In 2006, we sold to Qianxiang Interactive for possibly 2 million due to financing issues.

  1. The investment letter's lock-in period was a pitfall; the other party signed but did not invest. I recommend checking out Venture Hacks and Founders at Work.
  2. I didn’t realize how big this could be; I only wanted to raise 1 million USD, but that was far from enough. I needed to meet people with sufficient insight.
  3. I probably didn’t meet enough VCs.

After the handover, in 2007, I started working on Hainai and Fanfou. There were several important reasons for leaving:

  1. External: In September 2006, FB launched the most significant revision in SNS history: Feed. The importance of Feed can be compared to the search box of search engines. This created new opportunities.
  2. Internal: ==Time is always scarcer than money==.

Building a company to a certain level can be achieved through individual or team effort, but to reach a top-tier level, like IBM, Microsoft, Google, or Facebook, requires the enhancement of the entire society and comprehensive national strength. Not everyone can achieve that well, partly due to Tencent.

Tencent's dominance, with QQ and QZone, restricted the development of other mainstays. Some businesses belong to the mainstay, while others are branches; the mainstay provides nutrients to the branches, but mainstays can compete for nutrients with each other.

In July 2009, regulatory issues arose, leading to the shutdown of a batch of Weibo accounts. At this point, waiting indefinitely was not an option; the deadline was six months, after which we had to move on.

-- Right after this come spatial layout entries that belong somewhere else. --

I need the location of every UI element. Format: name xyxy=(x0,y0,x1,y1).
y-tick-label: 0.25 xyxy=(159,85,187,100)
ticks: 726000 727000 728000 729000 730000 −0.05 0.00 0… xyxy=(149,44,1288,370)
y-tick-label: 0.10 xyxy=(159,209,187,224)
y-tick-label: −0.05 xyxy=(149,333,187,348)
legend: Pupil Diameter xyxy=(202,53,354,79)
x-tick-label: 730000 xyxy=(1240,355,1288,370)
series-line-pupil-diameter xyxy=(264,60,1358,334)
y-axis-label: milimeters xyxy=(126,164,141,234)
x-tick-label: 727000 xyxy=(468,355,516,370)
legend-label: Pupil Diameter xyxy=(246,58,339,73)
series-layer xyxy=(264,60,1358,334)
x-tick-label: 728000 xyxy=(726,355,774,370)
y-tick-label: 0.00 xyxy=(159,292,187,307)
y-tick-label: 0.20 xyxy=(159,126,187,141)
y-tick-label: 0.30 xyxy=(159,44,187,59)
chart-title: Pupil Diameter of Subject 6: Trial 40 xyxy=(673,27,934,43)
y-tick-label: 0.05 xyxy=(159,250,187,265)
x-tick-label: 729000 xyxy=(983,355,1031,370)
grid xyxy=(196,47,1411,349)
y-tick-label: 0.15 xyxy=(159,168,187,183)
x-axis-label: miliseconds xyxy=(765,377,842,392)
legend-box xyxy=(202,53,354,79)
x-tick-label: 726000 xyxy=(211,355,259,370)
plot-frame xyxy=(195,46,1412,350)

In January 2010, we launched Meituan, completing it in 20 days, and it was the earliest to go live. Speed was crucial; LinkedIn founder Reid Hoffman once said that if a product version doesn’t embarrass you, it’s because you launched it too late. Additionally, you need to clearly understand the scale of the problem you are solving.

Let’s talk specifics about the market.

Great products can only emerge when there is a massive market and demand. User numbers:

  • Billion-level: FB, Google
  • Hundred-million-level: BAT, future Meituan
  • Ten-million-level: Meituan in 2012

Generally, entrepreneurship either solves a new problem or uses new methods to solve an old problem. If you view market demand abstractly enough, there are only a few types of problems in the world, and many things can be done repeatedly. Marc Andreessen believes that we consider the things we are willing to do or invest in, and if they fail, we try again in three years, six years, or nine years. For example, cash flow and payments are old problems: PayPal in 2009, Square in 2012. Other examples include gaming, information retrieval, and business transactions.

Churchill said: The further back you can see into the past, the further forward you can see into the future. History and futurism are crucial.

Taking Wang Xing's historical perspective as an example: social networking and group buying both belong to the internet, which belongs to IT, and IT encompasses many other things. For instance, three of China's Four Great Inventions are IT-related. What can you do with IT? Generation, transmission, storage, processing, and display of information. For example, in transmission, current fiber optics and mobile communications have established the underlying communication, and now we can only work on upper-layer SNS. From a long-term perspective, IoT is reliable; it’s just a matter of time.

Specifically regarding Meituan's position: E-commerce can be categorized into product e-commerce and service e-commerce. Digitalization is unstoppable, but specific services cannot be replaced by digital means. Meituan is service e-commerce.

Regarding the number of competitors: marathon runners aiming for gold medals do not concern themselves with how many people are competing.